As stated above, the results of a baseline renal biopsy may not be the gold-standard to predict the long-term renal outcome. A novel biopsy index consisting of a Glomerular Activity (GAI), Tubulointerstitial Activity (TIAI), Immunofluorescence (IFI), and Chronic Lesion (CL)
indices has been developed, exhibiting better correlations with long-term renal outcome parameters compared to the widely used National Institutes of Health Activity and Chronicity Indices (AI and CI) [13]. According to the results, neither the standard AI and CI, nor the overall biopsy index was found to be predictive for the doubling of serum creatinine 10 years later.

A disappointing discordance between clinical renal responses and histological responses, as seen in renal biopsies performed at six months or even at 40 months after induction treatment, has been demonstrated in several studies [14,15]. It is not unusual that histological activity may persist despite complete clinical renal remission, and conversely, clinical disease activity may persist when there is no evidence of histological activity.

Novel non-interventional approaches

Dealing with the need for a regular assessment and re-assessment of the LN response to treatment, noninvasive approaches of the renal pathology are needed and are currently under investigation. Single and panel biomarkers reflecting underlying renal pathology are summarized in Table 1.

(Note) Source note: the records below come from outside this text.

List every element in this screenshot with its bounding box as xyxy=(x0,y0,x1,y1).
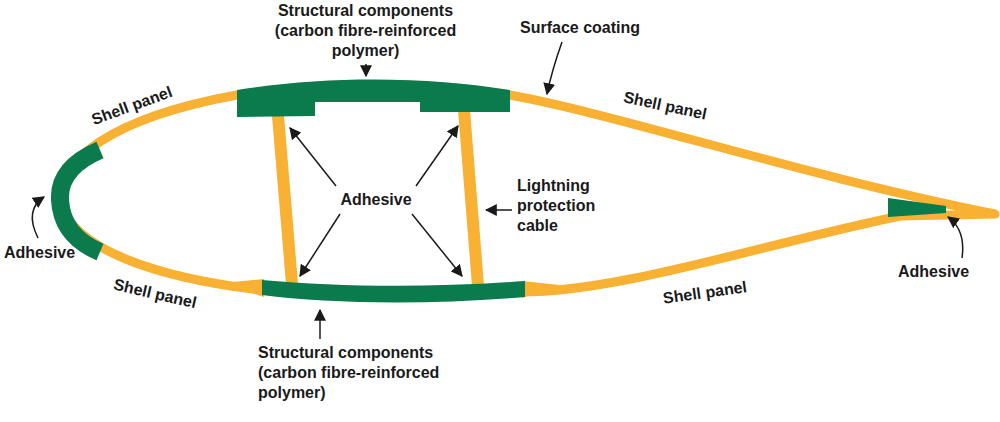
part-label: Shell panel xyxy=(89,82,175,130)
leader-arrow xyxy=(365,64,367,76)
part-label: Shell panel xyxy=(662,277,748,309)
leader-arrow xyxy=(300,214,340,276)
trailing-edge-adhesive xyxy=(888,198,946,217)
part-label: Shell panel xyxy=(622,87,709,124)
shell-taper xyxy=(222,279,264,297)
spar-web xyxy=(458,110,484,286)
leader-lines xyxy=(32,42,962,339)
leader-arrow xyxy=(319,310,321,339)
part-label: Surface coating xyxy=(520,18,640,38)
part-label: Adhesive xyxy=(898,262,969,282)
leader-arrow xyxy=(416,126,458,186)
shell-panel-outline xyxy=(60,84,995,297)
part-label: Adhesive xyxy=(4,243,75,263)
leader-arrow xyxy=(948,217,963,258)
leader-arrow xyxy=(32,197,44,238)
spar-web xyxy=(272,116,298,284)
shell-taper xyxy=(522,281,560,298)
part-label: Structural components (carbon fibre-rein… xyxy=(258,343,473,403)
part-label: Lightning protection cable xyxy=(517,176,622,236)
spar-cap xyxy=(262,280,525,302)
leader-arrow xyxy=(486,209,512,211)
leader-arrow xyxy=(290,128,336,186)
leader-arrow xyxy=(547,42,562,94)
part-label: Adhesive xyxy=(340,190,411,210)
leading-edge-adhesive xyxy=(60,150,100,252)
part-label: Structural components (carbon fibre-rein… xyxy=(258,1,473,61)
leader-arrow xyxy=(412,214,462,276)
part-label: Shell panel xyxy=(112,275,199,313)
spar-cap xyxy=(237,79,510,117)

Liquid biopsy is another promising approach employed to overcome the handicaps of a renal biopsy. Liquid biopsy is non-invasive compared to the renal biopsy procedure. Test results of a liquid biopsy could be typically available much earlier than those of renal biopsy histology.  The ease in frequency of a liquid biopsy offers an important advantage over the standard kidney biopsy. Furthermore, a liquid biopsy is not associated with adverse events and is usually much less costly than a standard renal biopsy.

Long non-coding RNAs (lncRNAs) regulating the expression of different genes are stable molecules found in human plasma. Transcriptomic analysis of blood samples of patients with LN identified lncRNAs as potential biomarkers of disease activity [18]. Machine-learning analysis of a large whole blood RNA-sequencing dataset of patients with SLE (employing murine kidney-specific genes as disease predictors) helped to discriminate SLE patients with LN from those without LN [19]. Proteome analysis in urine samples revealed proteins that are specifically increased in patients with SLE compared to healthy individuals. Further attempts aim to illustrate potential associations of such proteins with proteinuria as well as with a prediction of a response to treatment agents employed [20].

CONCLUSION

In conclusion, it has been suggested that the everyday clinical practice strategy of MMF or low-dose intravenous cyclophosphamide administration as the initial treatment of proliferative and membranous LN, might limit the necessity for the results of a renal biopsy as the leading option among the therapeutic decisions in patients with LN. The results of a renal biopsy are of limited value in assessing a treatment response and may not predict accurately enough the long-term renal survival. Some authors have proposed omitting a baseline biopsy, initiating standard-of-care- treatment and performing a kidney biopsy later on, to assess the response to treatment. Finally, less invasive strategies are under development and evaluation, based on the isolated or the combined use of circulating and/or urinary biomarkers in order to replace the invasive renal biopsies, allowing in addition for a close monitoring of LN activity and disease progression.

Conflict of interest disclosure: None to declare.

Declaration of funding sources: None to declare.

Author contributions: Stamatis-Nick Liossis and Chrysanthi Staveri wrote and edited the editorial.